You're financially stable, but not well off

If you’re part of the middle class, you need to look at your own finances and determine what deductible is best for you.

What can you afford out of pocket? Is $1,000 doable, but $2,500 a stretch for your savings? In that case, choose the lower deductible. You won’t save as much as if you pick the highest deductible, but you’ll still feel good knowing you are saving some money.

You may even want to put aside some money each check to build up more savings so you can go with a higher deductible.
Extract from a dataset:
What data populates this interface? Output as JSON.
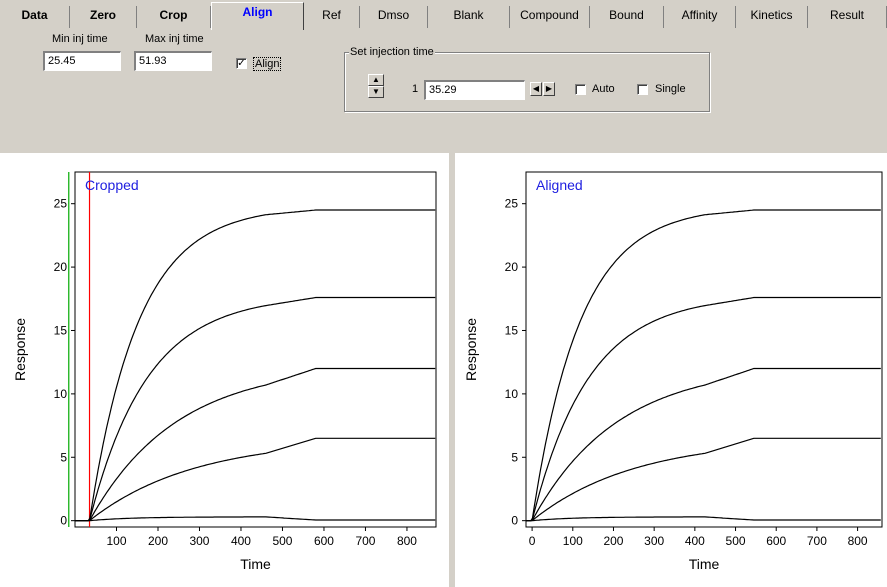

That can save you hundreds each year.

How much do home insurance claims increase rates?

One of the biggest indicators of risk used by insurers when they calculate your premiums is your record of making claims. Statistically, if you've made claims in the past, you're more likely to do so again.

So, following a claim, your insurance company may raise your premiums when you come to renew. And that just might see you ultimately paying more than if you hadn't reported the loss in the first place.

Here are the top 10 average home insurance percentage increases based on claims:

  • Filing a second fire claim -- 44%
  • Filing a second liability claim -- 39%
  • Filing a second theft claim -- 38%
  • Filing a second water claim -- 33%
  • Filing a fire claim -- 20%
  • Filing a liability claim -- 19%
  • Filing a theft claim -- 19%
  • Filing a water claim -- 16%
  • Filing a weather claim -- 16%
  • Filing a second medical claim -- 13%

It's worth remembering that when you come to decide on the deductible you want. There's no point paying more for a $500 deductible if you're not going to claim for sub-$1,000 losses anyway.

Shopping around can provide the real savings

Insurance companies can dazzle you with apparently generous savings for deductibles. But, just as with all discounts, those savings may not be as attractive as they first seem.

The only way you can be sure you're getting the best deal is to shop around for competitive quotes every time you renew or amend your policy. Know what homeowners insurance discounts to ask about and be aware of the key factors that affect homeowners insurance rates. Also, get quotes for multiple deductible levels to see what's the best deal for you.